Sumerian, Akkadian Languages Resuscitate History

Sumer, 2600 BC, world's earliest record of music and instruments.

“We are resuscitating a dead civilization through the understanding of its dead languages,” says Gonzalo Rubio of current studies of the world’s first written languages, Sumerian and Akkadian. “ When one studies an economic document from ancient Mesopotamia, there are names of individuals entering a contract or making a purchase. These are all people who lived three or four thousand years ago, people whose names were forgotten and buried in the sand until modern scholars brought them back to a modicum of life in their articles and books.”

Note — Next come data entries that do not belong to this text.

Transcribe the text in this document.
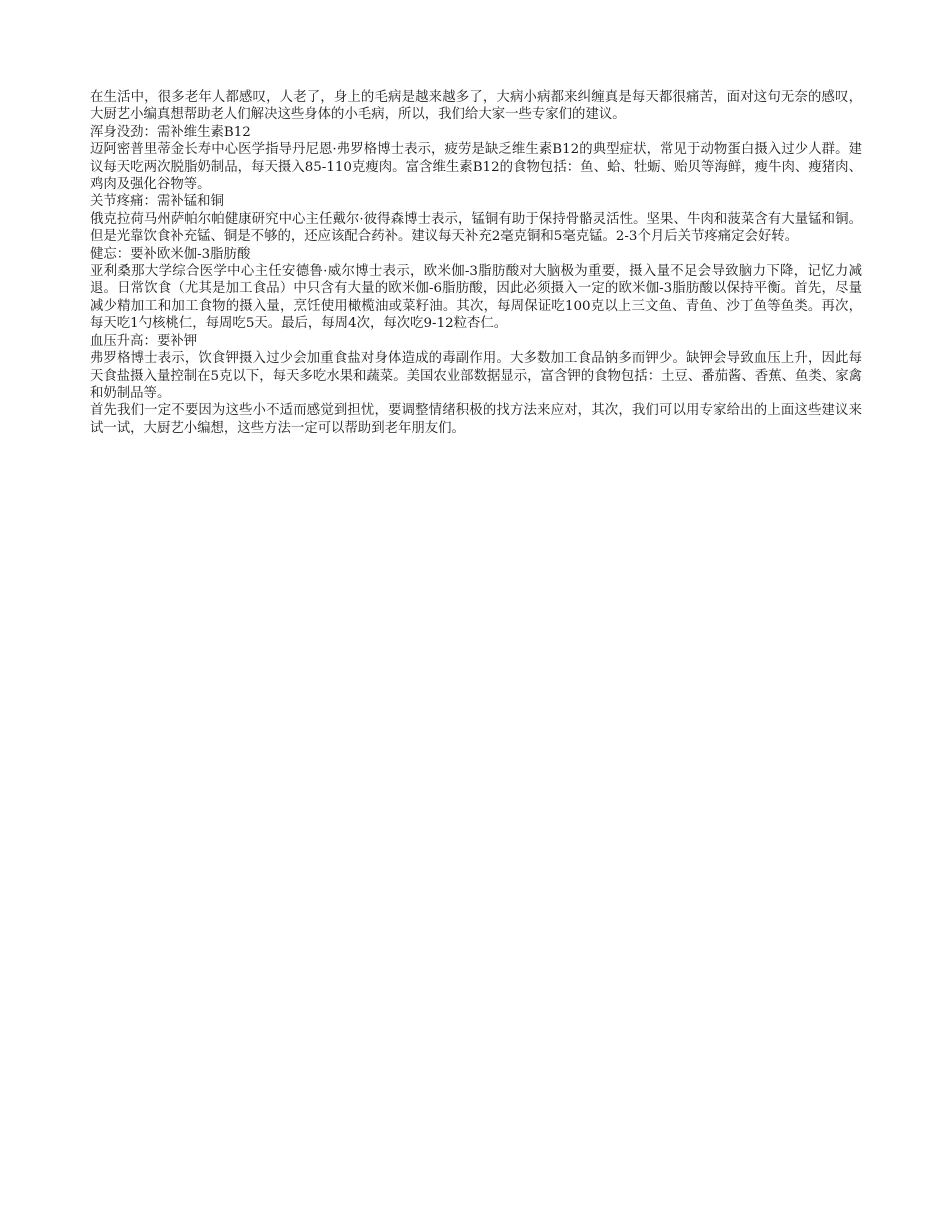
在生活中，很多老年人都感叹，人老了，身上的毛病是越来越多了，大病小病都来纠缠真是每天都很痛苦，面对这句无奈的感叹，大厨艺小编真想帮助老人们解决这些身体的小毛病，所以，我们给大家一些专家们的建议。

浑身没劲：需补维生素B12

迈阿密普里蒂金长寿中心医学指导丹尼恩·弗罗格博士表示，疲劳是缺乏维生素B12的典型症状，常见于动物蛋白摄入过少人群。建议每天吃两次脱脂奶制品，每天摄入85-110克瘦肉。富含维生素B12的食物包括：鱼、蛤、牡蛎、贻贝等海鲜，瘦牛肉、瘦猪肉、鸡肉及强化谷物等。

关节疼痛：需补锰和铜

俄克拉荷马州萨帕尔帕健康研究中心主任戴尔·彼得森博士表示，锰铜有助于保持骨骼灵活性。坚果、牛肉和菠菜含有大量锰和铜。但是光靠饮食补充锰、铜是不够的，还应该配合药补。建议每天补充2毫克铜和5毫克锰。2-3个月后关节疼痛定会好转。

健忘：要补欧米伽-3脂肪酸

亚利桑那大学综合医学中心主任安德鲁·威尔博士表示，欧米伽-3脂肪酸对大脑极为重要，摄入量不足会导致脑力下降，记忆力减退。日常饮食（尤其是加工食品）中只含有大量的欧米伽-6脂肪酸，因此必须摄入一定的欧米伽-3脂肪酸以保持平衡。首先，尽量减少精加工和加工食物的摄入量，烹饪使用橄榄油或菜籽油。其次，每周保证吃100克以上三文鱼、青鱼、沙丁鱼等鱼类。再次，每天吃1勺核桃仁，每周吃5天。最后，每周4次，每次吃9-12粒杏仁。

血压升高：要补钾

弗罗格博士表示，饮食钾摄入过少会加重食盐对身体造成的毒副作用。大多数加工食品钠多而钾少。缺钾会导致血压上升，因此每天食盐摄入量控制在5克以下，每天多吃水果和蔬菜。美国农业部数据显示，富含钾的食物包括：土豆、番茄酱、香蕉、鱼类、家禽和奶制品等。

首先我们一定不要因为这些小不适而感觉到担忧，要调整情绪积极的找方法来应对，其次，我们可以用专家给出的上面这些建议来试一试，大厨艺小编想，这些方法一定可以帮助到老年朋友们。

Rubio, an assyriologist at Pennsylvania State University, was interviewed by on LiveScience.com:
When an assyriologist holds a tablet inscribed with cuneiform characters, be it in Sumerian or in Akkadian, there is a chance that she or he may be the first person to read that text again after millennia of oblivion. Even if one is not the epigrapher who first looks at the tablets found at an archaeological site, even as a scholar reading texts at a museum, there is an overwhelming feeling of discovery and recovery, the excitement of bringing a civilization back to life by understanding it, text by text, tablet by tablet.
He said that, in terms of structure, Akkadian resembles Semitic languages such as Hebrew and Arabic, but that Sumerian actually is closer structurally to Native American languages.

Click here for the interview.

2 comments:

Glen Gordon said...

Careful. Your title should read "Sumerian", not "Sumarian".

You should also be more careful in paraphrasing his casual comparison of Sumerian and American Indian languages where he more specifically says: "In terms of structure, Sumerian is much closer to American Indian languages, for instance, than it is to Akkadian."

The "in terms of structure" part makes the comparison less kooky, although it's still a sloppy statement on his part when you consider the wide variety of differences between, say, Salish languages and Algonquian. I can only guess that maybe he's alluding to agglutination and chain-prefixing. It's a little unclear to me.

Gregory LeFever said...

Glen, thanks so much. I made the corrections, and in defense can only fall back on the cliché that haste makes waste.

A few minutes ago I visited your own Paleoglot blog for the first time. What a treasure ~ I look forward to delving farther into it. I highly recommend it to people who visit Ancient Tides.

Thanks again, Glen, for taking the time to straighten out my errors and for visiting Ancient Tides!